Isola, based upon the story of a real-life sixteenth-century woman, shifts between details of a life of moneyed ease and an abandonment on an unforgiving, uninhabited island after our main protagonist falls in love with the wrong person.
Marguerite is heir to a fortune, but after she is orphaned, she grows into a young lady while her guardian Roberval squanders her inheritance.
The unfolding of this continued theft and this absurd man's greedy, gratuitous mishandling of funds--which he legally pursues as a male distantly related to her, ugh--was enough to make my blood boil, but things deteriorate much further from there.
As Marguerite enters into her early teens, she begins to fear that her cousin views her as a creepy match for himself. At the very least it becomes clear that he will pay no dowry in order to make another match for her. Instead, in a somewhat shocking turn of events, he forces her to sail with him to New France. But on the way, Marguerite falls for her guardian's servant.
When their relationship is discovered, Roberval cruelly punishes them by abandoning them on an uninhabited island to perish. Marguerite, once a privileged, protected child of wealth and opportunity, must learn to survive in the wild.
Chapters are preceded by tips from Anne of France to her daughter (from Lessons for My Daughter) urging constant preservation of reputation, exuding modesty, maintaining a paralyzing fear of making errors, and striving for perfection in the form of delicacy and beauty. These prescribed behaviors suggest a goal of women's disappearing into the background, serving as beautiful, silent, ghostlike creatures. The highly controlled, minutiae-filled advice contrasts more and more starkly with Marguerite's desperate situation on the island and her necessary rejection of even the most basic societal expectations for her status (wearing shoes, using utensils, living a life without work, not developing freckles in the sun, and not dirtying her hands, much less killing, skinning, and processing animals) in order to cling to life.
Her slowly deteriorating social and financial standing early in the book gives way to a fascinating, unforgiving stretch of life lived on the rocky island in the Gulf of Saint Lawrence, bounded in part by Quebec, Nova Scotia, Newfoundland, and the Labrador Peninsula.
As Marguerite taps into her inner strength, she builds a resolve to get home again. But if she is saved and delivered safely back, where will she make her home? How will she secure a future for herself? If her guardian is living, how will she remain safe from him? After a harsh winter, her guardian's ships sail by again, but veer away after spying her. But Marguerite won't give up hope. Now she knows she can see her way through any adversity.

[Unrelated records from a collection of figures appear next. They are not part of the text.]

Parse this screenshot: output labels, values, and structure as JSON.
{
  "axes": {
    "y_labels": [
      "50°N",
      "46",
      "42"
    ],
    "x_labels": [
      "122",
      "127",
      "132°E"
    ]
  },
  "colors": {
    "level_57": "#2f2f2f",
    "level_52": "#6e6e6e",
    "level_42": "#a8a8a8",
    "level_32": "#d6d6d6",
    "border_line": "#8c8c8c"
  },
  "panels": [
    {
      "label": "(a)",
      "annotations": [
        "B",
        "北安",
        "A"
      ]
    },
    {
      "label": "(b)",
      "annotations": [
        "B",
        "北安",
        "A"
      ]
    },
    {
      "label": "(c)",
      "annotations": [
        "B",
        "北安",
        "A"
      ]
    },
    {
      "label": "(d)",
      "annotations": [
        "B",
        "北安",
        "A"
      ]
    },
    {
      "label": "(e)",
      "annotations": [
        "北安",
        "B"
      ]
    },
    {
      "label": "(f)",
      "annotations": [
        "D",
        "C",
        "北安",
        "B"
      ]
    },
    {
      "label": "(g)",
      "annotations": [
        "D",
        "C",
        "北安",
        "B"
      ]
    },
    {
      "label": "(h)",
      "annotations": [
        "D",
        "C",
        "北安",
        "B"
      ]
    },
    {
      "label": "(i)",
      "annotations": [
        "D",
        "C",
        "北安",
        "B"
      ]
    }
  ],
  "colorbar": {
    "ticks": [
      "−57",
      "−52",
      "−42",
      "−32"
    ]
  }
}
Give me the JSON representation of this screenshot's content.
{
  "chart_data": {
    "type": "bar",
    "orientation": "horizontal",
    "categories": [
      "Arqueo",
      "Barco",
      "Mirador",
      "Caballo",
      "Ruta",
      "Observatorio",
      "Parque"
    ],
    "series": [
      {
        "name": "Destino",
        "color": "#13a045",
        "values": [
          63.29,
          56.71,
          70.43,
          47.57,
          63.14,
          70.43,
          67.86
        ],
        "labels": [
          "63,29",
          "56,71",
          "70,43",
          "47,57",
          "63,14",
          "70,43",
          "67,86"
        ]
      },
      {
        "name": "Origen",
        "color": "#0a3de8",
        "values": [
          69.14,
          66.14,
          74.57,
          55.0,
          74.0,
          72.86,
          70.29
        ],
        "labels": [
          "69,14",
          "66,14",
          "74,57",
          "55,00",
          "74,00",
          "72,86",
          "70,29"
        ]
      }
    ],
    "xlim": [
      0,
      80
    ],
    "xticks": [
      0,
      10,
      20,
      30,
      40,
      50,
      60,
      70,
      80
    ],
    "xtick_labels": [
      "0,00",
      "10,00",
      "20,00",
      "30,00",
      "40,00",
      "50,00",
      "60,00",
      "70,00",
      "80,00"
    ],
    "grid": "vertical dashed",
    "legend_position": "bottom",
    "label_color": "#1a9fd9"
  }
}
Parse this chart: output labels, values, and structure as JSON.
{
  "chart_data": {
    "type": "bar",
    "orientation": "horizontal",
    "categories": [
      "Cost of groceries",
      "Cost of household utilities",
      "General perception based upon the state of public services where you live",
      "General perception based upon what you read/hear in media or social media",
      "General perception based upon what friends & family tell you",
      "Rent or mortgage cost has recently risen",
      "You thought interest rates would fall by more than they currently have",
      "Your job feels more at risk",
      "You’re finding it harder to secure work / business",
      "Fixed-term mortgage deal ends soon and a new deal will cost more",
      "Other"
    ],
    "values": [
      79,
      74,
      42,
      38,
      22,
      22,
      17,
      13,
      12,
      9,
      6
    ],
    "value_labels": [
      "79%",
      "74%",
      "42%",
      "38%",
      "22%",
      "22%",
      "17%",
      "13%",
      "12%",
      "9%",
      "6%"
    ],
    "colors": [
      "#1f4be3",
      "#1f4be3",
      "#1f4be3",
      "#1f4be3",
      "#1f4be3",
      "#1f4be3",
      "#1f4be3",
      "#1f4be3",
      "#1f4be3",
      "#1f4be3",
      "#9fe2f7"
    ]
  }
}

I was fascinated by each aspect of this tale, and Goodman transported me into the details and (often infuriating) dynamics of life at the time.
Isola is inspired by the story of the real-life sixteenth-century heroine, Marguerite de la Rocque de Roberval.

I'd love to hear your Bossy thoughts about this book!
I first read Allegra Goodman's work 25 years ago, when I enjoyed her novel Kaaterskill Falls. Since then she has published many more novels, including Sam.
I received a prepublication edition of Isola courtesy of Random House and NetGalley.